Is there a scientific explanation for water divining?

Vicki Hyde, an astronomer and member of the New Zealand Committee for Scientific Investigation of Claims of the Paranormal Inc (NZ Skeptics - www.skeptics.org.nz), responded.

The short answer is no scientific explanation is needed because water divining has never been shown to work under any sort of controlled conditions.

Water diviners, or dowsers, typically use a forked stick or rod in attempting to locate underground water. When above water, the rod points downward. Some use crossed rods, coat-hangers or pendulums, and some dowsers look for gold or oil or buried treasure.

Why does the rod react? Dowsers have provided many explanations, from psychic ones to the geophysical. But the real explanation is psychological. The rod moves due to involuntary and unconscious motor behaviour on the part of the dowser (assuming the dowser is a sincere one, rather than a con artist out to make easy money off drought- desperate farmers).

This "ideomotor action" was explained over 150 years ago, and occurs in many phenomena attributed to spiritual or paranormal forces. As psychologist Ray Hyman put it ''honest, intelligent people can unconsciously engage in muscular activity that is consistent with their expectations''.

The scientific question is can dowsers reliably tell when water is below their rods? In 1980, Australian entrepreneur Dick Smith and the Australian Skeptics tested this with a classic double-blind scientific study developed in conjunction with dowsers, and offering a $40,000 prize.

Eight dowsers tried to detect the presence of water, and ten dowsed for metal. (A $A22,000 gold ingot was loaned by a local bank for the gold dowsers!) The experimental design, agreed on by all, was such that sheer chance would produce a success rate of 10 per cent.

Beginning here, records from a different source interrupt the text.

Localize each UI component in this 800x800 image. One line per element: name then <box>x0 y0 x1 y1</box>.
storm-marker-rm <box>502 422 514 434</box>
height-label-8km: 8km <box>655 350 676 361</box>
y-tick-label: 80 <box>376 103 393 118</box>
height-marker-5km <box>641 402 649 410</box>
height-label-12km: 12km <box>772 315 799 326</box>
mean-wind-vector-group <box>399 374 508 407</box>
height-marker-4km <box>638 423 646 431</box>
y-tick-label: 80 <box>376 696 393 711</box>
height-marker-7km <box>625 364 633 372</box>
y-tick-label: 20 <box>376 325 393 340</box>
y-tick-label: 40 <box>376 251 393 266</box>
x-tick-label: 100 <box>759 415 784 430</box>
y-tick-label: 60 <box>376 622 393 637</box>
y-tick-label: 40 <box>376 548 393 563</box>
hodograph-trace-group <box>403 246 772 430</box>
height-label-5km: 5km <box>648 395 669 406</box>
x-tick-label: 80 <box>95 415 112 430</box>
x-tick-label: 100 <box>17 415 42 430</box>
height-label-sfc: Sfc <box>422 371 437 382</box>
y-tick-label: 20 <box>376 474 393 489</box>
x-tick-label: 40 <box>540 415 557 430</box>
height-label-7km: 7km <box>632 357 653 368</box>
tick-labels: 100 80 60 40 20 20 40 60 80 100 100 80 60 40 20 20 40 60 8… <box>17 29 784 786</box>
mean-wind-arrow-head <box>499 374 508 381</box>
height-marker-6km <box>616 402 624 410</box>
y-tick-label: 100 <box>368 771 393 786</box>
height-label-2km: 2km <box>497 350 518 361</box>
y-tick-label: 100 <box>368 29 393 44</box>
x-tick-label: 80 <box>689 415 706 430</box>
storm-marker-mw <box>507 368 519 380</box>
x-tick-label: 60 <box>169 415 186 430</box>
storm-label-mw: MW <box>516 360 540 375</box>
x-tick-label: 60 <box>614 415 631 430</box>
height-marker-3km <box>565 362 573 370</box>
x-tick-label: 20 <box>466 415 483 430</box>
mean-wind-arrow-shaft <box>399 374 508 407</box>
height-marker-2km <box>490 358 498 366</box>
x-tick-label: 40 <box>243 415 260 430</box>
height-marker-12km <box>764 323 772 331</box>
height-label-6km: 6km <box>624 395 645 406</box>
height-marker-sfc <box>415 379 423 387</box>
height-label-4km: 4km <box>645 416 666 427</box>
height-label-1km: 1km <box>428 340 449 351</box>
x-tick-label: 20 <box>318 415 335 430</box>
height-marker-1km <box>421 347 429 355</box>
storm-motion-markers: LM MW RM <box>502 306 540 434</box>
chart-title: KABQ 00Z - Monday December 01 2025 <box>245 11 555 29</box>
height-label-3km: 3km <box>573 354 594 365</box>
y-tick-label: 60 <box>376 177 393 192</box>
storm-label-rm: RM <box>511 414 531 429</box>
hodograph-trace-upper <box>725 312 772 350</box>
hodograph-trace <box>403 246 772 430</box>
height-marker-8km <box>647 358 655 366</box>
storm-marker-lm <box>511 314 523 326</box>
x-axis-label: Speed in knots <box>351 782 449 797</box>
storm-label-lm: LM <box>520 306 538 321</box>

The water dowsers expected an 86 per cent success rate. The gold people were even more confident, predicting a 99 per cent success rate. But in 111 tries at dowsing, only 15 "struck it lucky". That is an overall success rate of 13.5 per cent. Such a poor showing is well within the expected range, indicating that any success was more a matter of guesswork than paranormal powers. The only studies which claim significant results are, significantly, ones run by dowsing enthusiasts.